À part la virtuosité des quatre solistes, c’est surtout l’orchestration assez extraordinaire -accordéon classique, grand cymbalum, double basse– de l’ensemble qui lui permet d’interpréter des genres musicaux les plus diverss.
Bien que tous les quatre soient des musiciens ‚classiques’, les couleurs ‚folkloriques’ de l’accordéon et du cymbalum ainsi que l’énorme flexibilité du bassiste –pour ne pas parler de Gilles Apap qui est ‘chez soi’ dans presque tous les styles de musique–, contribuent à une vaste marge d’expressions de l’ensemble entre la musique baroque, classique, jazz, folk et swing.
Et ainsi Apap et son trio créent une nouvelle entité musicale où d’un mouvement de Vivaldi naît tout naturellement un ‘jig irlandais’, une petite romance classique ou un medley tzigane –pour fêter la joie et la liberté de la musique.


Myriam Lafargue est une jeune accordéoniste originaire du sud-ouest de la France. Musicienne depuis l’âge de 8 ans, elle découvre et perfectionne l’accordéon chromatique avec Jacques Mornet. Sa virtuosité et son talent lui ont permis d’obtenir une foule de trophées et de récompenses nationales et internationales qui l’ont conduite à travers l’Europe et le Japon.
En effet, Paul Mauriat l’invite à se produire avec son orchestre pour une tournée au Japon.

À la demande de Michel Legrand, qui lui composa même une titre, elle se produit sur la scène du Petit Journal Montparnasse et accompagne en trio le bariton José van Dam à l’Opéra Comique.


Ludovit Kovac, originaire de la Slovaquie, compte parmi les meilleurs solistes du cymbalum en Europe.
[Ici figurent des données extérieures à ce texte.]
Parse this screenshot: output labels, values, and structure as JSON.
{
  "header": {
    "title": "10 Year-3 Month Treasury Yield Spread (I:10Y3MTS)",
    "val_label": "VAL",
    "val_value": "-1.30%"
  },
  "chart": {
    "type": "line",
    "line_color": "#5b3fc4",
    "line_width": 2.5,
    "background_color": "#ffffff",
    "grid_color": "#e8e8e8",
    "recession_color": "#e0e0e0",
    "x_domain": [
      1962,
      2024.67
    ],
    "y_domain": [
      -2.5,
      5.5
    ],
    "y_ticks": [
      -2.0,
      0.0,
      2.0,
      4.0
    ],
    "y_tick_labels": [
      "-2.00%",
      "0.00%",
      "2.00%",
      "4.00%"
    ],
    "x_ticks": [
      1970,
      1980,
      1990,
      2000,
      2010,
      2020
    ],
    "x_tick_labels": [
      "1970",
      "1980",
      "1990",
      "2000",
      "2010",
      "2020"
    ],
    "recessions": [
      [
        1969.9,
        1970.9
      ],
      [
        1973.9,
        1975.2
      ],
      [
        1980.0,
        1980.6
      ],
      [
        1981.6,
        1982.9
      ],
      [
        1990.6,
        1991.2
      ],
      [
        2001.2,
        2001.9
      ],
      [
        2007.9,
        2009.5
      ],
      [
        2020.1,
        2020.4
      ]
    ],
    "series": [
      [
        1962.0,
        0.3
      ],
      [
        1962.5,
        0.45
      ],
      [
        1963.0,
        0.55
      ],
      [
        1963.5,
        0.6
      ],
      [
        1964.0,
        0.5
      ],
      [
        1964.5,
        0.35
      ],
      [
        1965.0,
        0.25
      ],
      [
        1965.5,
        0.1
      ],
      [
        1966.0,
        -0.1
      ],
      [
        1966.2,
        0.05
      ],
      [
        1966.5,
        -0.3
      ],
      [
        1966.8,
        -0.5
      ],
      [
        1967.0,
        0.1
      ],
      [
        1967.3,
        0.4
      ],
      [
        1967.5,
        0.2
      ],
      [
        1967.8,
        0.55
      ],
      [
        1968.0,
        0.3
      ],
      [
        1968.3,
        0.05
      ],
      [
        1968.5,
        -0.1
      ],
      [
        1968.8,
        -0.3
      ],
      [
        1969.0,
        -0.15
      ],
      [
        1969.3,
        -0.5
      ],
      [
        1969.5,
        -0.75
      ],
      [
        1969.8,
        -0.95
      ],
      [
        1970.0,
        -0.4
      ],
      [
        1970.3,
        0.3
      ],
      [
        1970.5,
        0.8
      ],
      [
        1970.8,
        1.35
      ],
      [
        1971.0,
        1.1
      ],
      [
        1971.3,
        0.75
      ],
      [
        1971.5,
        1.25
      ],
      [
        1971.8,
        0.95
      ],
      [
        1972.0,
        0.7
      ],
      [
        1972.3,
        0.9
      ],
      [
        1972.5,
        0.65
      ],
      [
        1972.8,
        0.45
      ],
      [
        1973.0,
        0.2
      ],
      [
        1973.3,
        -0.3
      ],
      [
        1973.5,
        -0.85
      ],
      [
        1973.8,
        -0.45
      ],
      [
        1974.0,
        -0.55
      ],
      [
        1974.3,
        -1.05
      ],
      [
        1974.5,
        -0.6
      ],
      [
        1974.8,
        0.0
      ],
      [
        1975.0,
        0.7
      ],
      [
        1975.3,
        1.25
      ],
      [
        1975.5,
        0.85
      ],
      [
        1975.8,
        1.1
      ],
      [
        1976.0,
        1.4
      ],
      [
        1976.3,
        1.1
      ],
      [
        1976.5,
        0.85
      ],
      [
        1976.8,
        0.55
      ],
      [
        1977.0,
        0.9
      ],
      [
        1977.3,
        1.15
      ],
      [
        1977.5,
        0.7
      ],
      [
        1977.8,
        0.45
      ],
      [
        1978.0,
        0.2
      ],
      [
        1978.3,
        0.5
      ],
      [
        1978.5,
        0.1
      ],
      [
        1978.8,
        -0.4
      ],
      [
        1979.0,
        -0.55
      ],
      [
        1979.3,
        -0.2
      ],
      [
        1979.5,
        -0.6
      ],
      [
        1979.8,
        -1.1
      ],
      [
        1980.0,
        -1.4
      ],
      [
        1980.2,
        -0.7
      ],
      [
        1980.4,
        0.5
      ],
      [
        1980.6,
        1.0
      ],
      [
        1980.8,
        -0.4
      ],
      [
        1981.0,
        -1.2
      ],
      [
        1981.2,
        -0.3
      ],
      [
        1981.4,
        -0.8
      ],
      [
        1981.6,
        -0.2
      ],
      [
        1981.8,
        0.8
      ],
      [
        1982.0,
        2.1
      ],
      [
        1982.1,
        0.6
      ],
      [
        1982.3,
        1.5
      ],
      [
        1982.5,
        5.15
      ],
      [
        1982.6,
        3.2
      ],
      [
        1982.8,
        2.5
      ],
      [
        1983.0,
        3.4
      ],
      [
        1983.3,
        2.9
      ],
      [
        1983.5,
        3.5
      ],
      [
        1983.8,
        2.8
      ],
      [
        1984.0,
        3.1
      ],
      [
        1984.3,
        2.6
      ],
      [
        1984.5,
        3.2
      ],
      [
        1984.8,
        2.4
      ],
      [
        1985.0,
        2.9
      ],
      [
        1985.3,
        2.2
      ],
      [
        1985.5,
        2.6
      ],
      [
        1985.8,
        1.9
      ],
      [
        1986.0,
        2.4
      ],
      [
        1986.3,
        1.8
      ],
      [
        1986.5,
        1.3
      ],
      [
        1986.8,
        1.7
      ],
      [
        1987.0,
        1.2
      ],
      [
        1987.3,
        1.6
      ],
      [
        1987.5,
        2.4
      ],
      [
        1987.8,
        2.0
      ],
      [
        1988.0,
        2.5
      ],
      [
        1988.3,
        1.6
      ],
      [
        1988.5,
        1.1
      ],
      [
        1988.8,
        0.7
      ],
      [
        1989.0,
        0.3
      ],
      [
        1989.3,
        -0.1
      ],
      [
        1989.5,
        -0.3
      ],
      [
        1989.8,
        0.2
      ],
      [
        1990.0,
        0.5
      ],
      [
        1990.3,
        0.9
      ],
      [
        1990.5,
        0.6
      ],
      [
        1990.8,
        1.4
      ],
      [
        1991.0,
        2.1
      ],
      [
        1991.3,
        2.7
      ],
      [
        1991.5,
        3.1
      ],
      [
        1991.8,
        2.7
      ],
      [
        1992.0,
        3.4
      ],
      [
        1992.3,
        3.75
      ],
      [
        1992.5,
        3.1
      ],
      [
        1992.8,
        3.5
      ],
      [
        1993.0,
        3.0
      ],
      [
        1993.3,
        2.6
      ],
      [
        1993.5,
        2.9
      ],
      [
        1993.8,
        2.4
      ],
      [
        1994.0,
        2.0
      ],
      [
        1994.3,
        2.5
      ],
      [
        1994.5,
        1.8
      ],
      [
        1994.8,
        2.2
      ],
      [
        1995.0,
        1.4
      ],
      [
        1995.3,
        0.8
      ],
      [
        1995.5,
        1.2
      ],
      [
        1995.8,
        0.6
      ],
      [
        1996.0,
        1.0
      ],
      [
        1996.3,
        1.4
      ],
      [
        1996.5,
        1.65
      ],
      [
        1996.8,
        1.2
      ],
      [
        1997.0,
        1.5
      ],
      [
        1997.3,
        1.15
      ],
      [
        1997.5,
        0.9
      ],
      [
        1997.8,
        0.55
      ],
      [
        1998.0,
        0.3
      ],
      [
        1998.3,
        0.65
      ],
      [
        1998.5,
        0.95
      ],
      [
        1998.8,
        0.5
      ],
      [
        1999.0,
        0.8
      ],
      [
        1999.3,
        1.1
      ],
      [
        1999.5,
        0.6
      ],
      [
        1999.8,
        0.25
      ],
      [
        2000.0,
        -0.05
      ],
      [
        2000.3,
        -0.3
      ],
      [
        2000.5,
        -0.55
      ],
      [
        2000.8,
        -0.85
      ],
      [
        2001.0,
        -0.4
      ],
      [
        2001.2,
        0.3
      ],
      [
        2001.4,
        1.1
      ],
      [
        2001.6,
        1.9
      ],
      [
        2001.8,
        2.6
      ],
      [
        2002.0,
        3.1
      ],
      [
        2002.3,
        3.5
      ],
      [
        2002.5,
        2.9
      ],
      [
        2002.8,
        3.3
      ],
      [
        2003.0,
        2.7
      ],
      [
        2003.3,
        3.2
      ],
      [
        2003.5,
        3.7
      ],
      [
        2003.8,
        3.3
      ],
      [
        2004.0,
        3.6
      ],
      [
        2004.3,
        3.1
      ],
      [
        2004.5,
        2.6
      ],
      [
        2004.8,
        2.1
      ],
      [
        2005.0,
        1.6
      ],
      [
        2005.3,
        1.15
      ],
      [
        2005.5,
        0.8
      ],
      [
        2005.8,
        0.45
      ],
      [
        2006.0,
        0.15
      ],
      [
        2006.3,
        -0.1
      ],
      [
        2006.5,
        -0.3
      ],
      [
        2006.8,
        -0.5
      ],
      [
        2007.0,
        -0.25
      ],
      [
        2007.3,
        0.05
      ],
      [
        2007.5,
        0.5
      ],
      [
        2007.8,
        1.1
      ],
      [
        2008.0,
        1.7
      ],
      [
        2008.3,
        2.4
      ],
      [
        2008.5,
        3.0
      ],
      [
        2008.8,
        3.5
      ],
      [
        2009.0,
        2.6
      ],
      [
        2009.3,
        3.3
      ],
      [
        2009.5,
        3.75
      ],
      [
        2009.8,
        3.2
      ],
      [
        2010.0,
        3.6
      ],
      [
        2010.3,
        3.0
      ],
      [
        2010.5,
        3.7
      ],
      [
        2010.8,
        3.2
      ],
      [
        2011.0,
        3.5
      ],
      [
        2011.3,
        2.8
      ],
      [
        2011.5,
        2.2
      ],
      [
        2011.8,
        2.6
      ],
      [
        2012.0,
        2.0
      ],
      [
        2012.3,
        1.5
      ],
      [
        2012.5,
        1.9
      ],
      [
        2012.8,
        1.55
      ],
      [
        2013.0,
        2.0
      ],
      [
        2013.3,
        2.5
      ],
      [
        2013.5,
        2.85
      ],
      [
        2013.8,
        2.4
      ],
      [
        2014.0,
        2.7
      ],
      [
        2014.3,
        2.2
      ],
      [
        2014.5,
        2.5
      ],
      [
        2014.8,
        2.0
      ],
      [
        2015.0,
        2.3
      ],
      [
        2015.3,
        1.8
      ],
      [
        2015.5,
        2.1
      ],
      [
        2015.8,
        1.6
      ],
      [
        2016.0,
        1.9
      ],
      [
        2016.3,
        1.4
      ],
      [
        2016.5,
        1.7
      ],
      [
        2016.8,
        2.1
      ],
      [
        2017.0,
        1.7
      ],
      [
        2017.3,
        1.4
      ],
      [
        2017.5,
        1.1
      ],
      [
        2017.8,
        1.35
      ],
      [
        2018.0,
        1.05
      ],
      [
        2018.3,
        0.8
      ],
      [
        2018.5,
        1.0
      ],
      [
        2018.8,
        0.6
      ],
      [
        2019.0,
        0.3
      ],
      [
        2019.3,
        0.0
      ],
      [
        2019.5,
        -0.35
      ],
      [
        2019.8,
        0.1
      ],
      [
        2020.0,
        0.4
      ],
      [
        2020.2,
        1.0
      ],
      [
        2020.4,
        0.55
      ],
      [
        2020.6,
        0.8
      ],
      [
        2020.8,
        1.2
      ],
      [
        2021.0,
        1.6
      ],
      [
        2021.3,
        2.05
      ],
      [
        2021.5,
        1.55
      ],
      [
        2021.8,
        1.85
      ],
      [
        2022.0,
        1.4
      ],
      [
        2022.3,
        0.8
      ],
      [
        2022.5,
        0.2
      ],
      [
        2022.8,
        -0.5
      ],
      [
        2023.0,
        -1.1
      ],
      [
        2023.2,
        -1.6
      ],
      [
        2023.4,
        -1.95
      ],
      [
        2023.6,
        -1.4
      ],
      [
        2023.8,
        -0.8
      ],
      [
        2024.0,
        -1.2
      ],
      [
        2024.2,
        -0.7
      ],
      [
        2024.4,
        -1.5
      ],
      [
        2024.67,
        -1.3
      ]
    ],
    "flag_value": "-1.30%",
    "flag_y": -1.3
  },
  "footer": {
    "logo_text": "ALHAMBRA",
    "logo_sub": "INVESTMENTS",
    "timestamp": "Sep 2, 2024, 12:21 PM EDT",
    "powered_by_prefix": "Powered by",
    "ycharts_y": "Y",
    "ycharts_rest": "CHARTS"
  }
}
Après sa formation classique au Conservatoire Bela Bartok à Budapest, il s’est produit avec des grandes orchestres classiques. Sir Yehudi Menuhin, qui admirait son talent, est intervenu en son faveur.
Loin au-delà du répertoire folklorique traditionnellement attribué au cymbalum, Ludovit joue Chopin, Scarlatti, Liszt ou Mozart, se consacre avec passion à l’interprétation de la musique contemporaine et n’hésite même pas à se confronter avec le monde du jazz, du pop et du rock.


Le bassiste Philippe Noharet commençait sa carrière de soliste à l’age 13 ans, après qu’il ait gagné son premier concours classique.
À l’age de 17 ans, il jouait sous le bâton des chefs d’orchestre comme Kent Nagano et Gardiner. Aujourd’hui, il fait parti de plusieurs ensembles de musique de chambre et est soliste de l’Opéra de Paris. Son talent, sa virtuosité et son esprit ouvert lui permettent aussi de s’adapter à des différents genres de musique. C’est ainsi qu’il se produit dans la fosse d’un opéra pour « La Traviata » ou « Tannhäuser » aussi bien que dans un concert de jazz avec Michel Legrand, au studio avec des artistes comme Charles Aznavour et Zazie ou bien sur les plateaux de cabaret pour une tournée avec Ute Lemper.